Гости оживились: намечалось еще одно развлечение. Азартная игра приносит удовольствие не только играющим, но и зрителям. Все ожидающе посмотрели на эдила, и тот похоже был готов дать добро на запретное удовольствие (работники правоохранительных органов тоже люди, и удовольствия, в том числе запретные, вызывают и у них интерес). Однако игра не состоялась.
– Нет. Игры не будет. Эта танцовщица и мне нужна. Она будет петь перед нами в брачную ночь, – Глаций проявлял настойчивость.
– Очень жаль, – обиженно произнес Апасид. – Ты отказываешь не просто другу, ты отказываешь будущему родственнику. Как бы тебе не пожалеть об этом.

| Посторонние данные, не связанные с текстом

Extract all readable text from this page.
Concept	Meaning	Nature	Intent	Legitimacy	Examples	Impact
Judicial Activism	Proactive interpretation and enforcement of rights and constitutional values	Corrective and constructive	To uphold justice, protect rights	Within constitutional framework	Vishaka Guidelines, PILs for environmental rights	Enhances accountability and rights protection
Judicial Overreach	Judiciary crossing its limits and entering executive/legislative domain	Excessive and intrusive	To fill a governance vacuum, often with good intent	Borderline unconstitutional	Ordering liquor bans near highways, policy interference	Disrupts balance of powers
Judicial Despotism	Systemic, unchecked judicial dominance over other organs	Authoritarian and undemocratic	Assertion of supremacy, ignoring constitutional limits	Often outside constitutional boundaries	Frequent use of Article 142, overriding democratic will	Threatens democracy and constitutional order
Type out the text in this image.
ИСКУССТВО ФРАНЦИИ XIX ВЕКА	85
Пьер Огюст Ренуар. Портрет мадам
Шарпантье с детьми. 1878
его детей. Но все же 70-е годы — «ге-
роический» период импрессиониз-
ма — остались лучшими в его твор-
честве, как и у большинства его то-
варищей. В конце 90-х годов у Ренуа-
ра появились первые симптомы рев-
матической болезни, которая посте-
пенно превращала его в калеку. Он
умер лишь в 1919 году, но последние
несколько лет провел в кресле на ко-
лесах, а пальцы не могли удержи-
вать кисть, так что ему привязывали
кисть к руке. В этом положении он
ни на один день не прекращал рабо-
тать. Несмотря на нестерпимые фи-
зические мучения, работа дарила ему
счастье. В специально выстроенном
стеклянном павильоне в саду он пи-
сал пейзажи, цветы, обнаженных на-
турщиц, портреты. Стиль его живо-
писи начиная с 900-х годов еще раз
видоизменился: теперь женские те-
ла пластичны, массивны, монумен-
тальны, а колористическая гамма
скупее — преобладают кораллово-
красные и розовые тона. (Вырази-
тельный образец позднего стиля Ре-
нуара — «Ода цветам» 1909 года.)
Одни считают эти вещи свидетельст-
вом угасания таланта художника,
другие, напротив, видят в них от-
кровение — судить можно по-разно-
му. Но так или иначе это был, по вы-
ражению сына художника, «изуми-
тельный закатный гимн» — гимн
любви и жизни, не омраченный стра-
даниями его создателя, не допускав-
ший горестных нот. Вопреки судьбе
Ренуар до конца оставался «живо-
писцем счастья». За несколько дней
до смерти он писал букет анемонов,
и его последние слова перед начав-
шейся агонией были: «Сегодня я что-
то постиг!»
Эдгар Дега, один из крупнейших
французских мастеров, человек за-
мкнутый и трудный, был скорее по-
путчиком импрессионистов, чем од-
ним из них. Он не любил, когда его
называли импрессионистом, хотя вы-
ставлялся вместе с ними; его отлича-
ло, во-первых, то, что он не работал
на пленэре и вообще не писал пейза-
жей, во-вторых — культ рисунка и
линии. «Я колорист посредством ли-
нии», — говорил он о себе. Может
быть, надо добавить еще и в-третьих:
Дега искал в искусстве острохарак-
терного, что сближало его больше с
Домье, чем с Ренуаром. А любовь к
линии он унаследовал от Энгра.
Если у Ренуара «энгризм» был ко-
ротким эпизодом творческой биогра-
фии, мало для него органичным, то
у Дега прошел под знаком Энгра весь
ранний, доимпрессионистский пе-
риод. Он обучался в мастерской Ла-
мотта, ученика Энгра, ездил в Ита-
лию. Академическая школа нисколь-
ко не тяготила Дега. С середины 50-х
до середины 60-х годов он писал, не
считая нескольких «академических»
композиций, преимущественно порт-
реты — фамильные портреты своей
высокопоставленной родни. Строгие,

С этими словами молодой человек резко встал и покинул дом знатного грека. Дружеская вечеринка закончилась на не совсем приятной ноте.
* * *
1910 год, начало ноября
Миша тоже не видел ничего страшного в том, что его друг займется частным расследованием.
– Если что, то можешь на меня рассчитывать. Я готов помогать. Я таки не найду пару часов, чтобы помочь другу? – Мишу, который в детстве был большим любителем приключенческой литературы, явно привлекала возможность самому оказаться внутри какой-то интриги.
– Но это незаконно. Да и как действовать? Я даже допрашивать не могу, меня просто пошлют с моими вопросами.
– А ты задавай так, чтобы не послали. Просто разговаривай с людьми.
– И все же лучше обратиться в полицию, – пожал плечами Петр.
– Ну с чем я должен быть согласен со Своровским, так это с тем, что наших барышень могут забрать в тюрьму. Ты пойми, я уже тут не первый раз и могу сказать, что неаполитанцы люди хорошие, невредные, но жутко ленивые. Поэтому нет гарантии, что они не пойдут по самом простому пути. И вести следствие они будут долго. А сестра будет ждать справедливости в тюрьме.
Железманов был первый раз в Италии, но уже второй человек ему объясняет на пальцах, что его любимая сестра может оказаться в тюремной камере. Поэтому ему пришлось принять решение. Он дал согласие заняться частным расследованием. Но как его вести в условиях отсутствия каких-либо полномочий? Он решил постараться действовать так, как поступал бы у себя в уезде. То есть с осмотра места происшествия и допроса потерпевшего. То есть, конечно, не допроса, а дружеской беседы. Поэтому они вернулись в кабинет Своровского уже вдвоем с Мишей (его помощь и в самом деле важна).
– Скажите, давно у вас эта мозаика?
– Уже два года.
– А как она к вам попала?
– Купил у одного коллекционера, но он как полгода умер.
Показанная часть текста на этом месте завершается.